Jaime Mayor Oreja, exministro del Interior y figura destacada del Partido Popular, ha vuelto a la luz pública tras varios años alejado de la política activa. Actualmente, dirige sus esfuerzos hacia la Fundación Neos, una organización que promueve un movimiento de la sociedad civil fundamentado en el humanismo cristiano. La fundación busca ofrecer respuestas a una población que, según él, ha perdido su dirección.
En su visita a la redacción de ABC, Mayor Oreja aprovechó la oportunidad para hablar sobre su reciente libro titulado «Una verdad incómoda», donde realiza un análisis crítico de los valores que, según él, han sido la base de la identidad española y que actualmente se encuentran en entredicho.
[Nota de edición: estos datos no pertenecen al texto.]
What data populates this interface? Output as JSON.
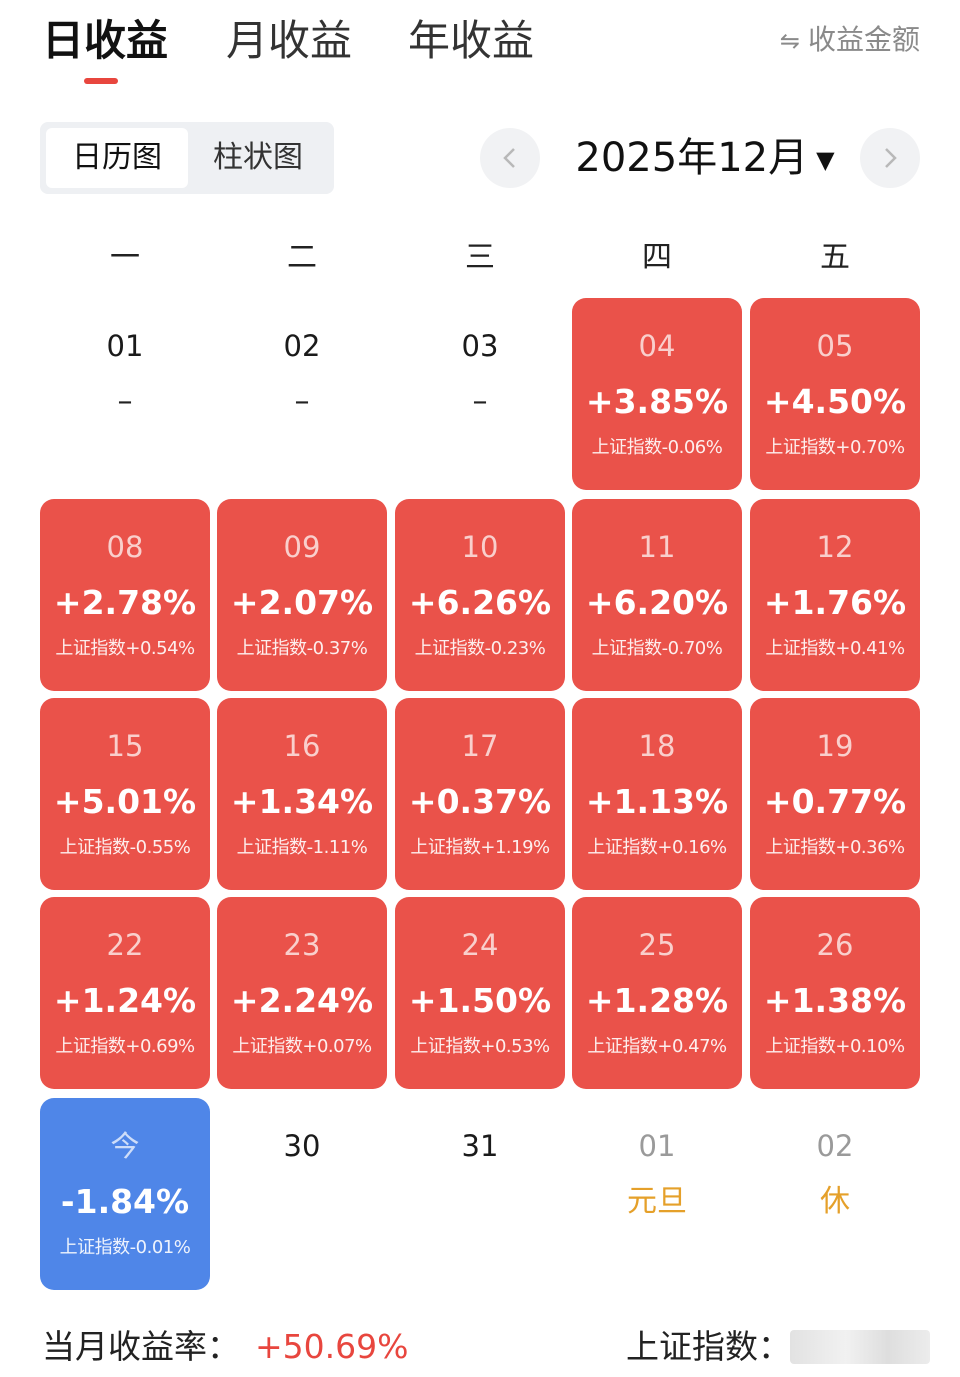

A lo largo de la obra, el exministro reflexiona sobre su trayectoria política y los acontecimientos que marcaron su época, especialmente en relación con el terrorismo de ETA.
Durante la entrevista, Mayor Oreja abordó el paralelismo que percibe entre el clima social de su época de actividad política y la situación actual. Afirmó que «en aquel momento era el crimen lo que determinó España. Hoy, la mentira es el elemento determinante». En este sentido, destacó que su libro es un testimonio de las «verdades incómodas» que han caracterizado la historia reciente del país.
El exministro también reflexionó sobre su pasado escolar, mencionando que compartió aulas con individuos que posteriormente se unieron a ETA. A su juicio, la influencia del entorno familiar y social fue determinante en la formación de estos jóvenes. «La educación reglada no es lo más importante; lo que realmente educa es el ambiente que te rodea», argumentó.
Mayor Oreja, quien vivió intensamente el terrorismo de ETA, expresó su preocupación por la posible pérdida de memoria colectiva respecto a este fenómeno. «Es fundamental entender que ETA representa un problema moral en España», afirmó. En este contexto, critico las recientes decisiones del Gobierno Vasco de otorgar regímenes de semilibertad a los condenados por terrorismo, sugiriendo que esto podría allanar el camino para un mayor control del nacionalismo vasco en el futuro.
El exministro recordó episodios difíciles de su vida política, como el momento en que vivió el golpe de Estado del 23 de febrero de 1981. Describió cómo, durante unas horas, sintió que la situación era crítica y que el golpe podría haber tenido éxito. Sin embargo, la tranquilidad se restableció cuando la situación fue controlada.
En cuanto a la actual situación política, Mayor Oreja subrayó la necesidad de una alternativa a la gestión del presidente Pedro Sánchez, a quien acusó de tener un proyecto que, según su opinión, está alineado con los intereses de ETA y de otros movimientos separatistas. «El PP y Vox deben unir esfuerzos para ofrecer una solución viable», concluyó.
A medida que el debate sobre la memoria histórica y el legado del terrorismo sigue en auge en España, la obra de Mayor Oreja surge como un intento de provocar una reflexión profunda sobre el pasado y el futuro del país. Con su perspectiva crítica, busca generar una toma de conciencia en la sociedad española ante lo que considera una amenaza a la cohesión nacional.
En definitiva, «Una verdad incómoda» no solo es un relato sobre la experiencia personal de Mayor Oreja, sino también una invitación a los ciudadanos a reconsiderar su historia reciente y a enfrentar los retos que plantea la memoria colectiva, especialmente en una época donde la polarización política parece estar en aumento.